Marriage is the last thing on my mind. Half my salary is going to that conniving bitch who is stealing my money. Ati child support! The other half is going to the Platoon Sergeant’s daughter. I hope she will flush it, as we agreed, otherwise, her father will take me to court for defilement if he doesn’t kill me in Somalia and blame it on the enemy.
I have made up my mind. I want, no, I need, to go Somalia. African Union allowance is a tidy sum, not to be sniffed at. I will be away from all the madness. I might as well die over there and not worry about that gold digger.
“Then I will take you to Nyumba ya Wazee …”
“What?” she screams. She shuffles her unruly hair, throws her hands up, and begins to wail. “In all my life I never thought you would insult me that way.”
“How have I insulted you?” But she doesn’t hear me. She is hysterical.
“Did I take you to a children’s home when you were born? I took care of you, nursed you.”
“It’s not like that …”
“Don’t tell me what it is like. Now you don’t value me, your mother. You want to stash me in a home for the elderly, suppose I took you to a children’s home, where would you be today.”
She is almost going berserk, and for an instant, I fear she will drop dead, like her husband.
I don’t know what to do, what to say. Instead of calming her, I recoil and watch her. If I feel I’m not going to get out, I remind myself. I want to live free, happy, not a normal life. If you’re not there life will move on, I affirm to myself. She will take care of herself.

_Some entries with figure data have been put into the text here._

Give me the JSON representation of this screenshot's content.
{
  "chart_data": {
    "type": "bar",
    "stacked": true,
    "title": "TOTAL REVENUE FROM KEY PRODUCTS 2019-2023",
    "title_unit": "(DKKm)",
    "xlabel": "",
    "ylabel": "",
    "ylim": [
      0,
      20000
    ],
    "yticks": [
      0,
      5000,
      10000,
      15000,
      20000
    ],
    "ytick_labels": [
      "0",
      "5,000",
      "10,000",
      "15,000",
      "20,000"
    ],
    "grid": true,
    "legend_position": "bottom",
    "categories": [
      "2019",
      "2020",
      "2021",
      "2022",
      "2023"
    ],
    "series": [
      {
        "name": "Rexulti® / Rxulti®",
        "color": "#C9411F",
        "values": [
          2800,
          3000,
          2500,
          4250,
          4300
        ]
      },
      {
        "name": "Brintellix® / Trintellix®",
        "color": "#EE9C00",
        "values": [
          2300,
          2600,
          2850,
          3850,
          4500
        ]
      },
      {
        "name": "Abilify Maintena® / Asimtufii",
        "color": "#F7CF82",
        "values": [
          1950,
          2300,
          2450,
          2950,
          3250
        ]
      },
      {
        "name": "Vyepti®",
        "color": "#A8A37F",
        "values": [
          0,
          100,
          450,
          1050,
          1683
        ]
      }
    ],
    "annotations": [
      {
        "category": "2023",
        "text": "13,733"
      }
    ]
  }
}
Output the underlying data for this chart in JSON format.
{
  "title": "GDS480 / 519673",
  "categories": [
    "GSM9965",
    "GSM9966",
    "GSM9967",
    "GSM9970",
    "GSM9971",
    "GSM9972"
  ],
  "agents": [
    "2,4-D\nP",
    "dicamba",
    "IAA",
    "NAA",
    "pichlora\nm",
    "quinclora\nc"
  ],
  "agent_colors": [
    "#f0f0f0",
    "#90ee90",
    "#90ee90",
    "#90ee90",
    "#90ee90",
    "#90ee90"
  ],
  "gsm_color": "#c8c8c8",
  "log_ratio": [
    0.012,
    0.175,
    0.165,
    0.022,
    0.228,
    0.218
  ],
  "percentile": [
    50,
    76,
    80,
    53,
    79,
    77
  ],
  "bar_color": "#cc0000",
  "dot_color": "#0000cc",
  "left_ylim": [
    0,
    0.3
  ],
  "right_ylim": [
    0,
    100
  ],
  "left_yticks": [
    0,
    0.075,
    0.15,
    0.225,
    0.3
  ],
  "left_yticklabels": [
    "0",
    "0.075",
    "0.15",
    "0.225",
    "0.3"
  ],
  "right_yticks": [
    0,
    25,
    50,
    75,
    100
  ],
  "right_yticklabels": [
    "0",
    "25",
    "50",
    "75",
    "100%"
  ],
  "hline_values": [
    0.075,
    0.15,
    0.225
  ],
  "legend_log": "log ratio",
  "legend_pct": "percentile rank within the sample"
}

When I stand to go, the first step is the hardest, but I take it. All I am thinking is I want to get myself out of the curse of being her ‘only child’. My spirit is bubbling from deep inside. It is that liberating. I will go and forget I had an elderly mother. I won’t look back, I decide. Even when, and if, she realizes that daughters too are children who can take care of their parents, I won’t come back, I tell myself. I am getting away from the curse, taking back my life.